I have tested oriented descriptors SURF descriptors vs upright descriptors for approximately horizontally oriented camera images and got feature density less than oriented then for upright. Repeatability of oriented was worse too…
One of the big problem in image registration/structure from motion/3d tracking is using global information of the image. Feature/blob extraction, like SIFT, SURF or FAST etc using only local information around the point. Region detector like MSER using area information, but MSER is not good at tracking textures, and not quite stable at complex scenes. Edge detection provide some non-local information, but require processing edges. That could be computationally heavy, but looks promising anyway. There are a lot of methods which use global information – all kind of texture segmentation, epitome, snakes/appearance models, but those are computationally heavy and not suitable for mobiles. The question is how to incorporate global information from the image into tracker, and make it with minimal amount of operations. One way is to optimise tracker for specific environment – for example use the property of cityscape, a lot of planar structures and straight lines. Such multiplanar tracker wouldn’t work in the forest or park, but could be a working compromise.
Testing outdoor markerless tracking with FAST/SURF feature detector.
The plane of the camera is not parallel to the earth, that make difficult for eye to estimate precision.
Feature detected with multistage FAST and fitted with SURF descriptors
Less strict threshold give a lot more correspondences, but also some false positives
I did some research on the SURF optimization.
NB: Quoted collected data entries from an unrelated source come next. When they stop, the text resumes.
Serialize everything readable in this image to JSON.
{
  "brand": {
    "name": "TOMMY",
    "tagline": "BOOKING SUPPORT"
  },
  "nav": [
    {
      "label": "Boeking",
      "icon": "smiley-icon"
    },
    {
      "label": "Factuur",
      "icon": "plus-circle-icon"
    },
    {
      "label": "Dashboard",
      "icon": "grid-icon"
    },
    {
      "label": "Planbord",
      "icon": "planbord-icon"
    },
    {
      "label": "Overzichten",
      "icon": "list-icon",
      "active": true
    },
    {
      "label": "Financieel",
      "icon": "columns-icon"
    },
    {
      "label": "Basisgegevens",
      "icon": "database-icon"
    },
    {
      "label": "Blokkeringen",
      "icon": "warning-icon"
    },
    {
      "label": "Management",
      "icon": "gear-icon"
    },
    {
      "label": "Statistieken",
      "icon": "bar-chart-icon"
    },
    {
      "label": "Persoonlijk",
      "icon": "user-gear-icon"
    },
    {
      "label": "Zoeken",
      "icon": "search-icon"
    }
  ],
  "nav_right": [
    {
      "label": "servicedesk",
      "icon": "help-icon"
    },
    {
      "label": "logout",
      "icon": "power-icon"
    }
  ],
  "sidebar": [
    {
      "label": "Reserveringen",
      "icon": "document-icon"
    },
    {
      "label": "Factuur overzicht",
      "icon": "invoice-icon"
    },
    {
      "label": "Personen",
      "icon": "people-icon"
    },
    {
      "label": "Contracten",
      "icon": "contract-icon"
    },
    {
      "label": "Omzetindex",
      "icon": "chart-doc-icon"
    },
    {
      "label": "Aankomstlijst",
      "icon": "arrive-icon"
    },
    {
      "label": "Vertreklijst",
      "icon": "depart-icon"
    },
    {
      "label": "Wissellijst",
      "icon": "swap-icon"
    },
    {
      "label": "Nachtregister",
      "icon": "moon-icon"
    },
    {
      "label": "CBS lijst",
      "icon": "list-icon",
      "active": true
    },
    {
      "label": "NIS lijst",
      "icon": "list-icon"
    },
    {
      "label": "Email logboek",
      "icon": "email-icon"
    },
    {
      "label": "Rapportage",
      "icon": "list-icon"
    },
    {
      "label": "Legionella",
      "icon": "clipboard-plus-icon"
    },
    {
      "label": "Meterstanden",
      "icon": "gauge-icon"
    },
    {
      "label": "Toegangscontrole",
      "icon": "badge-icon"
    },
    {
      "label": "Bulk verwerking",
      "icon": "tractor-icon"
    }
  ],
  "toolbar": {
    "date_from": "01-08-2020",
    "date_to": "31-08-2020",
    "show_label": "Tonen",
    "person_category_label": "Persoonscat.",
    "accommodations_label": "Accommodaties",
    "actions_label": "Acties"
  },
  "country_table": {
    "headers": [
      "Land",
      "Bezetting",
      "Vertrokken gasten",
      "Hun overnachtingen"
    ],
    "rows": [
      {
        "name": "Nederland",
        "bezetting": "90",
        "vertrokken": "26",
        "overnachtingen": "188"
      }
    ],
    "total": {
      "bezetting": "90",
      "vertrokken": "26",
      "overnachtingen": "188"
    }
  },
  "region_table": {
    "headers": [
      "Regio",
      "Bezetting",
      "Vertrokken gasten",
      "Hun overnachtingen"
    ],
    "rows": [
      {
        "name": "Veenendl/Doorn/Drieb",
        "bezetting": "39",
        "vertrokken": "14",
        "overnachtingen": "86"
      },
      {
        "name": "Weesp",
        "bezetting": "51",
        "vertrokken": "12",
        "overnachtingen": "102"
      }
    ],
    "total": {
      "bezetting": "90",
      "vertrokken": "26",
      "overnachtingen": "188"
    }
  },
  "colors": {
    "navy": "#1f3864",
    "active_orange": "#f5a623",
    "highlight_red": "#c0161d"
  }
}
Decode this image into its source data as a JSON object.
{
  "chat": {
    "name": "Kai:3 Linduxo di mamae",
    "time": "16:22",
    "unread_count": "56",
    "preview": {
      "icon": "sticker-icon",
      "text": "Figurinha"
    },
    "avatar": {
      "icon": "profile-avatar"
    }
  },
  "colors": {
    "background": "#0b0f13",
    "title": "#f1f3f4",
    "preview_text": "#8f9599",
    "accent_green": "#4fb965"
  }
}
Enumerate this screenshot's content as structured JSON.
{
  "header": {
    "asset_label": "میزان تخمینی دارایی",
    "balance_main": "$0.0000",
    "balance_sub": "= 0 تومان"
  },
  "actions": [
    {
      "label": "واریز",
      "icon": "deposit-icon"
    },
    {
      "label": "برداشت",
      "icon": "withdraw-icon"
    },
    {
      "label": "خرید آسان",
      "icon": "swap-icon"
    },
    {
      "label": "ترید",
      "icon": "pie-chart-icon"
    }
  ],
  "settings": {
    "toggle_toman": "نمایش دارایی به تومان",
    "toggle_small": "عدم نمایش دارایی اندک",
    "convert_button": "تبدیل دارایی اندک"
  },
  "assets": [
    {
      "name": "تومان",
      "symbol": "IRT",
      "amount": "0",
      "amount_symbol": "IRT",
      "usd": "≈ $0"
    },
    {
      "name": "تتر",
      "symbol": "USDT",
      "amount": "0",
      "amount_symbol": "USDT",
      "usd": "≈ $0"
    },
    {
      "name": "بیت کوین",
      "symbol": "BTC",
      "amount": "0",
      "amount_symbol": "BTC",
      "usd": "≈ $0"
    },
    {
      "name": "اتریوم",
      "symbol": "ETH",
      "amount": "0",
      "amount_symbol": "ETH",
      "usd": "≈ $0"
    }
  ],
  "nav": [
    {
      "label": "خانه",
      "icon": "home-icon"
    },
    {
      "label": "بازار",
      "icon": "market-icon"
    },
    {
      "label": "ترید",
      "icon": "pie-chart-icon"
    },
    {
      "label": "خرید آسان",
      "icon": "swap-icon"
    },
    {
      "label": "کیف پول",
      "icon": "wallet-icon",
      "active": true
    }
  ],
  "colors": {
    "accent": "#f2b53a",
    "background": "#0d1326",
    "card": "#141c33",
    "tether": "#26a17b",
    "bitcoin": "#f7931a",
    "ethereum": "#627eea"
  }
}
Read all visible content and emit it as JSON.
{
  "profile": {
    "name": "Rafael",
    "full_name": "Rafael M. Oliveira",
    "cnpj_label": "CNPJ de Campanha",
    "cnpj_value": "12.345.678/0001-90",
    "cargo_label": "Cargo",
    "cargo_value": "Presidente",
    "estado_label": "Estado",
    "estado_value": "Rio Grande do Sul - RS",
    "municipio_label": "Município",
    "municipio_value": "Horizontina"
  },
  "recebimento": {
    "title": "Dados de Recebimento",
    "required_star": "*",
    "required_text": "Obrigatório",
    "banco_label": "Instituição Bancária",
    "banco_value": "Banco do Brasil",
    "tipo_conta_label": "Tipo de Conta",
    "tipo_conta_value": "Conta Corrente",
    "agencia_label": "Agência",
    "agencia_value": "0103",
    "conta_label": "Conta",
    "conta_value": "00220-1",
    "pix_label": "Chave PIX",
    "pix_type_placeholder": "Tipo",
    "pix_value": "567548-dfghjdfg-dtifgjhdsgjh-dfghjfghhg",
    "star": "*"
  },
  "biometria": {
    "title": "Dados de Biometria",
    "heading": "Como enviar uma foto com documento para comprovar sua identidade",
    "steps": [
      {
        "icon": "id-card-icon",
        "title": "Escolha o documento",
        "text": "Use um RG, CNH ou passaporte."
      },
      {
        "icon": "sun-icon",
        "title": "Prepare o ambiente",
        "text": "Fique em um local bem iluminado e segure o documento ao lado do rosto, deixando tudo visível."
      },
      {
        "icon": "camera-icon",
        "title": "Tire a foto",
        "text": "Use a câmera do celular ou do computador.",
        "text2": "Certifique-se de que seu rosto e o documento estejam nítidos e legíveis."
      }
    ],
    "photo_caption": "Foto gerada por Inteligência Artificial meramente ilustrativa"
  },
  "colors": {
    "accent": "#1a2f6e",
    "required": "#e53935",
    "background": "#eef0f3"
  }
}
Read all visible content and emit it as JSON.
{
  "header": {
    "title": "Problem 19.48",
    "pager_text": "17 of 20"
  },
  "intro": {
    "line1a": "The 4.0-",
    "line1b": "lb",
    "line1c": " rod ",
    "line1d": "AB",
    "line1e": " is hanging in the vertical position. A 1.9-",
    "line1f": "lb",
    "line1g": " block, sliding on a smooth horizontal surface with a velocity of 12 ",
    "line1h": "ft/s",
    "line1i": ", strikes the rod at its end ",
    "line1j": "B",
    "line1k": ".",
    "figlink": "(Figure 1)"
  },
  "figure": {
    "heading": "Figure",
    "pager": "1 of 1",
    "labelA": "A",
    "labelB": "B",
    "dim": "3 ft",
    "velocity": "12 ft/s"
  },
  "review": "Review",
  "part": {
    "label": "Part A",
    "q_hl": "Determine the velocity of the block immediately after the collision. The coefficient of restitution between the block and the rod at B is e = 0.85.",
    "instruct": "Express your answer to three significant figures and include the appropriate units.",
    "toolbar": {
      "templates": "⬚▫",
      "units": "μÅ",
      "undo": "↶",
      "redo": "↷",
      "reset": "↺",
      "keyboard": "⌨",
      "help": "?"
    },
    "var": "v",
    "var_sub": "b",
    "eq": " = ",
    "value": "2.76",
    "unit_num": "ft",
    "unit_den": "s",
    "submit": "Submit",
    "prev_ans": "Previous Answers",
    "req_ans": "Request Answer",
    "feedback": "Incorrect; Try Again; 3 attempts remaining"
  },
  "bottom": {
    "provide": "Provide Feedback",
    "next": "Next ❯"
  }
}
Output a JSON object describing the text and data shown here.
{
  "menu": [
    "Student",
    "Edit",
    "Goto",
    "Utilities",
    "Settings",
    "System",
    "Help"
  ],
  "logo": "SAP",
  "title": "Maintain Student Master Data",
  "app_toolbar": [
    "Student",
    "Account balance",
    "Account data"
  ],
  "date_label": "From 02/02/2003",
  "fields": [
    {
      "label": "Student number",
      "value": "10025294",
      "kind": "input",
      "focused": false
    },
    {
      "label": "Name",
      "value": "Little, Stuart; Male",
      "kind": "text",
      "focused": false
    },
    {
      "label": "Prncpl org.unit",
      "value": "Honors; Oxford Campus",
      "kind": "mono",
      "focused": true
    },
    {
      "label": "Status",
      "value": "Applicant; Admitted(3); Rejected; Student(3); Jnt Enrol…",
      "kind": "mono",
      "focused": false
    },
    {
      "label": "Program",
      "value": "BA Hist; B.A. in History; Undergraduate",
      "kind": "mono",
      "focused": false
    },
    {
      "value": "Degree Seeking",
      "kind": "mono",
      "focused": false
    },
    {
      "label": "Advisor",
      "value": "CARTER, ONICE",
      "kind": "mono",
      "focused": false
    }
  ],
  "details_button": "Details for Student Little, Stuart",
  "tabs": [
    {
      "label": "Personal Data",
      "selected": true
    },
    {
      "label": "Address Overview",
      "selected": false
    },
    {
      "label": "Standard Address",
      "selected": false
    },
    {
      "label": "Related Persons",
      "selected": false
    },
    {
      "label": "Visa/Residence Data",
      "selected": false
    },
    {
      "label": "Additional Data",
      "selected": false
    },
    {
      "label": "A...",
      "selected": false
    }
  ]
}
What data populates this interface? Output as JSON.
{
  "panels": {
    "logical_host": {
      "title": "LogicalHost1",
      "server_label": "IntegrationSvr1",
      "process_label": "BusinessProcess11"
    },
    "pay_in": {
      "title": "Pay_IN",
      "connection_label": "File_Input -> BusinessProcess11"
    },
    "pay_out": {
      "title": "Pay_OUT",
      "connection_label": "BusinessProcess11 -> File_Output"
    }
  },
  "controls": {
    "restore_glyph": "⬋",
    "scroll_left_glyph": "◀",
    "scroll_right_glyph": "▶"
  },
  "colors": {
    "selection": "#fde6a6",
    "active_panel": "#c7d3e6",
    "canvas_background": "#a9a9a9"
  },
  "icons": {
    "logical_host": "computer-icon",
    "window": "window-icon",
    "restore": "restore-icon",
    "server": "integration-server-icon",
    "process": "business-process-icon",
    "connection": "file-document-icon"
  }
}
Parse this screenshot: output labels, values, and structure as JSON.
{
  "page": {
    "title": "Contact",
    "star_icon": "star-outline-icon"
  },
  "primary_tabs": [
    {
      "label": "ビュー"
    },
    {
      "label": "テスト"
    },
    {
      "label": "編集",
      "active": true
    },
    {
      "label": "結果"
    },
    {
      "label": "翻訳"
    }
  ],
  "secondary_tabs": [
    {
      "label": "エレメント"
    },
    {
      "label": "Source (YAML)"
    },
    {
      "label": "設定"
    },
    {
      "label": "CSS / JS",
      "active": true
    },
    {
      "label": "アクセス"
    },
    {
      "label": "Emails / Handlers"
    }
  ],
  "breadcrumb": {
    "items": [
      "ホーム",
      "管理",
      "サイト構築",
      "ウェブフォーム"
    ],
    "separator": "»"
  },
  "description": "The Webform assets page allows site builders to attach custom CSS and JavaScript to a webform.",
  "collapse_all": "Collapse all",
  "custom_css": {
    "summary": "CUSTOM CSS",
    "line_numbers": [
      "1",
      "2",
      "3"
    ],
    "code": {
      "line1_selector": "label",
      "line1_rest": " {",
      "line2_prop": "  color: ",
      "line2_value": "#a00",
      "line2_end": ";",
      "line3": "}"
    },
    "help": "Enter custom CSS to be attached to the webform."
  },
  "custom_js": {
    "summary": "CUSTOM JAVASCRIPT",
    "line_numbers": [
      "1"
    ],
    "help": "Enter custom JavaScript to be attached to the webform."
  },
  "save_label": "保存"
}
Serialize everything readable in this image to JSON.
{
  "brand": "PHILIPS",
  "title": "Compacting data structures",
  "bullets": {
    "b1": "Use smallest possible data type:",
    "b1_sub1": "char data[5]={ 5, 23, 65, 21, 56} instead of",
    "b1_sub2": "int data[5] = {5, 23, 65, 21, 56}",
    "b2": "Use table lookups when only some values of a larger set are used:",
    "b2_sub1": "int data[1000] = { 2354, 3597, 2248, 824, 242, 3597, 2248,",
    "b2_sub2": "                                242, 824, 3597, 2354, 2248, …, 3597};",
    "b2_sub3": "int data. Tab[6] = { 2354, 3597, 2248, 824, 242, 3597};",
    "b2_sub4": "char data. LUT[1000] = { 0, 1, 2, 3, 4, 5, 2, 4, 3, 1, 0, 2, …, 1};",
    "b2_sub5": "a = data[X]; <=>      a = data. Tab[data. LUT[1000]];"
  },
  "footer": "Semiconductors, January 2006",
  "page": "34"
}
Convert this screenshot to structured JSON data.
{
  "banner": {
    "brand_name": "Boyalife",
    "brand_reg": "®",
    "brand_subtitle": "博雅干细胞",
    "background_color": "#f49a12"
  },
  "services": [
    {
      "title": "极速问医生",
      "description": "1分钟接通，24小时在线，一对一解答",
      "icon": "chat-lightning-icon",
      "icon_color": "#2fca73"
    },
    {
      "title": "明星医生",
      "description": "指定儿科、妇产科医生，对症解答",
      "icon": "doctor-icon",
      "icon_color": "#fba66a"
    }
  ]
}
While it still possible to make it significantly faster with lazy evaluation, the problem of the scale remain. Fine-scale features are not detectedable on the bigger scale, so it doesn’t look like there is an easy way to reduce search area using only upper scale. If scale-space is not helping to reduce search area it become liability for mobile tracking – range can’t change too fast for a mobile pone, so scale of the feature will be about the same between frames.
Will try plain, not scale-space corner detectors now, starting with FAST.
I continue to test SURF, in respect to scale space. Scale space is essentially a pyramid of progressively more blurred or lower resolution images. The idea of scale invariant feature detection is that the “real” feature should be present at several scales – that is should be clearly detectable at several image resolution/blur levels. The interesting thing I see is, that for SURF, at least for test images from Mikolajczyk ‘s dataset, scale space seems doesn’t affect detection rate with viewpoint change. I meant that there is no difference if feature distinct in several scales or only in one. That’s actually reasonable – scale space obviously benefit detection in the blurred images, or noisy images, or repeatability/correspondence in scaled images , and “viewpoint” images form Mikolajczyk ‘s dataset are clear, high resolution and about the same scale. Nevertheless there is some possibility for optimization here.
I have tested several modification of SURF, using original SURF Hessian, extremum of SURF-based Laplacian, Hessian-Laplace – extremum both Hessian and Laplacian and minimal eigenvalue of Hessian. They all give about the same detection rate, but original SURF Hessian give better results. Minimal eigenvalue of Hessian seems better scaling with threshold value – original Hessian absolute value could be very low, but eigenvalues are not. So this approach may have some advantage if there are potential precision loss problem, for example in fixed point calculations. A lot of high-end mobile phones still launched without hardware floating point so it still could be useful in AR or Computer Vision applications.